If f(x) is odd and $\int_{-2}^{7} f(x) dx$ = 8, then $\int_{2}^{7} f(x) dx$ =__
I have no clue where to even start. I looked up even and odd functions because I forgot what those were, and I figured out at least that for the odd function, the (-2,0) part of the first integral should cancel out some of the area and the area of the second integral should be greater than 8. Can someone give me a hint as to what I can begin with?
You are close. You have figured out that in the first integral, the area from $-2$ to $0$ cancels out the area from $2$ to $7$. So what does that say about the integral from $2$ to $7$, compared to the fisrt integral from $-2$ to $7$?

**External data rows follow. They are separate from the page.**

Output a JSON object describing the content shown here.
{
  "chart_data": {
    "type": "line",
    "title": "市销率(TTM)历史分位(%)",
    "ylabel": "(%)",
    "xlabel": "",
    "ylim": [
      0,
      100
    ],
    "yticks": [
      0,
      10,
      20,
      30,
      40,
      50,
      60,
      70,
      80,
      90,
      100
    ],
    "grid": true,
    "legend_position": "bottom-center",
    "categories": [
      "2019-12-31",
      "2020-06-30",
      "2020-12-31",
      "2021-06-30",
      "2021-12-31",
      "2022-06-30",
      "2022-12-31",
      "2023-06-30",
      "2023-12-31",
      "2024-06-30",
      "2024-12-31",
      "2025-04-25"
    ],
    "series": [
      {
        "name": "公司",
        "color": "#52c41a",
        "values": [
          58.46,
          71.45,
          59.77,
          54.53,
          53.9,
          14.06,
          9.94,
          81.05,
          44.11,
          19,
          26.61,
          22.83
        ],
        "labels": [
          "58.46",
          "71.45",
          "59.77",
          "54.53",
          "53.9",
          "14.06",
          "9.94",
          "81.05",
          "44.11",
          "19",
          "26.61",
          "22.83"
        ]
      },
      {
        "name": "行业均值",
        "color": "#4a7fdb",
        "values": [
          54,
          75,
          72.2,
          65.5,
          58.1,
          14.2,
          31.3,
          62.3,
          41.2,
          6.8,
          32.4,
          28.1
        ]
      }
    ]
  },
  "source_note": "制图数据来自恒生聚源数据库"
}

Hint: $\int_{-2}^7 f(x)dx= \int_{-2}^2 f(x)dx + \int_{2}^7 f(x)dx$
Based on the given information, you don't know whether $\int_{-2}^0 f(x)\,dx$ is positive or negative, and whether "the rest" of the integral would be less than or greater than $\int_{-2}^7 f(x)\,dx$.

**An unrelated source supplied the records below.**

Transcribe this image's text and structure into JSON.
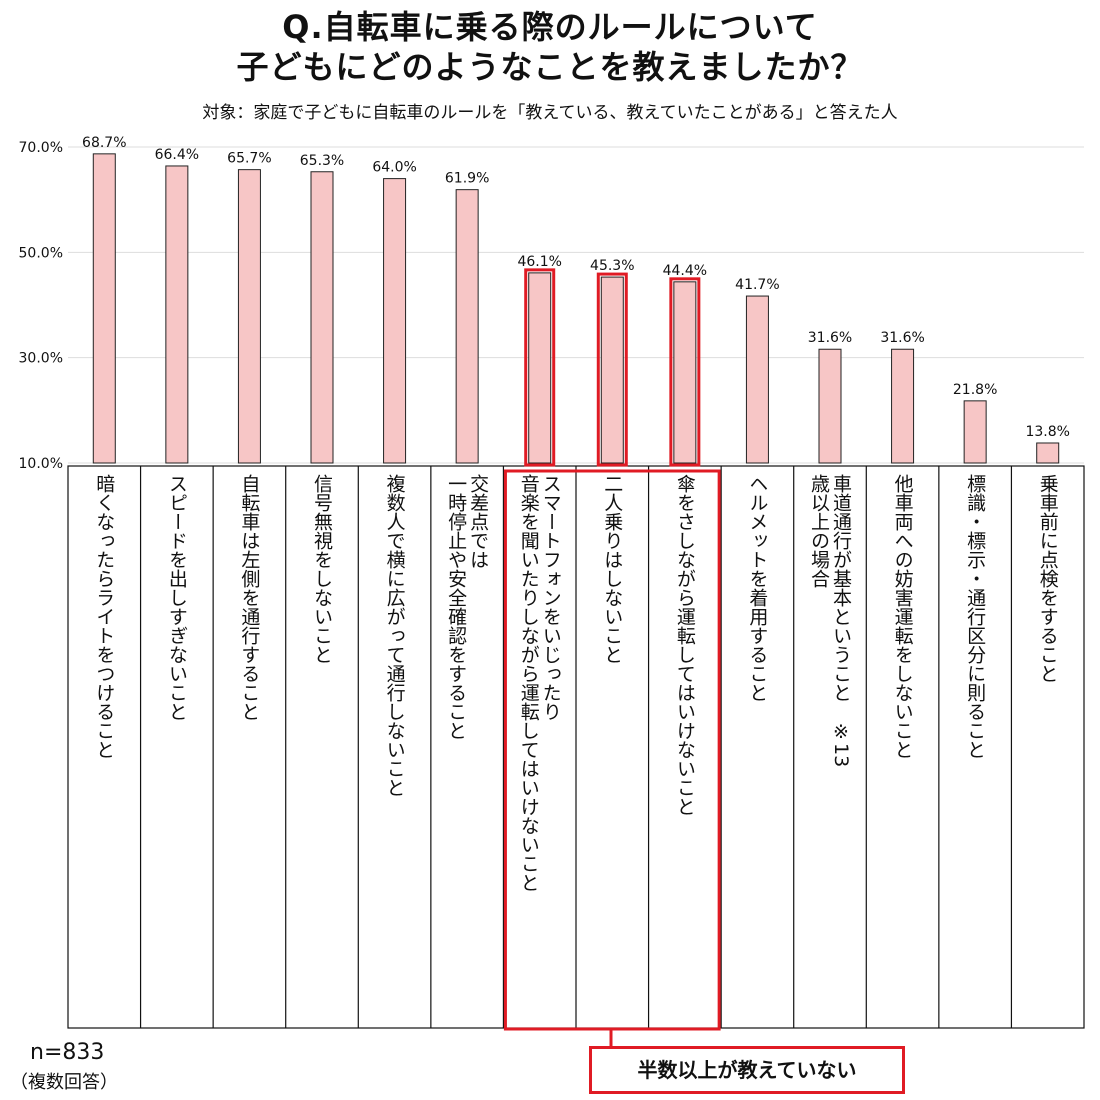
{
  "title_line1": "Q.自転車に乗る際のルールについて",
  "title_line2": "子どもにどのようなことを教えましたか？",
  "subtitle": "対象：家庭で子どもに自転車のルールを「教えている、教えていたことがある」と答えた人",
  "sample_size": "n=833",
  "answer_note": "（複数回答）",
  "callout_text": "半数以上が教えていない",
  "colors": {
    "bar_fill": "#f7c6c6",
    "bar_stroke": "#222222",
    "highlight": "#e01b24",
    "grid": "#dddddd"
  },
  "chart_data": {
    "type": "bar",
    "title": "Q.自転車に乗る際のルールについて 子どもにどのようなことを教えましたか？",
    "ylim": [
      10,
      70
    ],
    "yticks": [
      "70.0%",
      "50.0%",
      "30.0%",
      "10.0%"
    ],
    "ytick_values": [
      70,
      50,
      30,
      10
    ],
    "grid": true,
    "categories": [
      "暗くなったらライトをつけること",
      "スピードを出しすぎないこと",
      "自転車は左側を通行すること",
      "信号無視をしないこと",
      "複数人で横に広がって通行しないこと",
      "交差点では一時停止や安全確認をすること",
      "スマートフォンをいじったり音楽を聞いたりしながら運転してはいけないこと",
      "二人乗りはしないこと",
      "傘をさしながら運転してはいけないこと",
      "ヘルメットを着用すること",
      "車道通行が基本ということ ※13歳以上の場合",
      "他車両への妨害運転をしないこと",
      "標識・標示・通行区分に則ること",
      "乗車前に点検をすること"
    ],
    "label_columns": [
      [
        "暗くなったらライトをつけること"
      ],
      [
        "スピードを出しすぎないこと"
      ],
      [
        "自転車は左側を通行すること"
      ],
      [
        "信号無視をしないこと"
      ],
      [
        "複数人で横に広がって通行しないこと"
      ],
      [
        "交差点では",
        "一時停止や安全確認をすること"
      ],
      [
        "スマートフォンをいじったり",
        "音楽を聞いたりしながら運転してはいけないこと"
      ],
      [
        "二人乗りはしないこと"
      ],
      [
        "傘をさしながら運転してはいけないこと"
      ],
      [
        "ヘルメットを着用すること"
      ],
      [
        "車道通行が基本ということ　※13",
        "歳以上の場合"
      ],
      [
        "他車両への妨害運転をしないこと"
      ],
      [
        "標識・標示・通行区分に則ること"
      ],
      [
        "乗車前に点検をすること"
      ]
    ],
    "values": [
      68.7,
      66.4,
      65.7,
      65.3,
      64.0,
      61.9,
      46.1,
      45.3,
      44.4,
      41.7,
      31.6,
      31.6,
      21.8,
      13.8
    ],
    "value_labels": [
      "68.7%",
      "66.4%",
      "65.7%",
      "65.3%",
      "64.0%",
      "61.9%",
      "46.1%",
      "45.3%",
      "44.4%",
      "41.7%",
      "31.6%",
      "31.6%",
      "21.8%",
      "13.8%"
    ],
    "highlighted_indices": [
      6,
      7,
      8
    ]
  }
}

Instead, consider $\int_{-2}^2 f(x)\,dx$. Is it positive, negative, or zero?
Rewrite the integral as:
$$\int_{-2}^7 f(x)\ \text{d}x = \int_{-2}^2 f(x)\ \text{d}x + \int_2^7 f(x)\ \text{d}x$$
You have an odd function, and a property of odd function is this:
$$\int_{-a}^a f(x)\ \text{d}x = 0$$
This means that
$$\int_{-2}^2 f(x) \ \text{d}x = 0$$
And you remain with
$$\int_{-2}^7 f(x)\ \text{d}x = \int_2^7 f(x)\ \text{d}x$$
But since you know that the first term on the left side is equal to $8$, then... also the right side is $8$ because of the equality we got.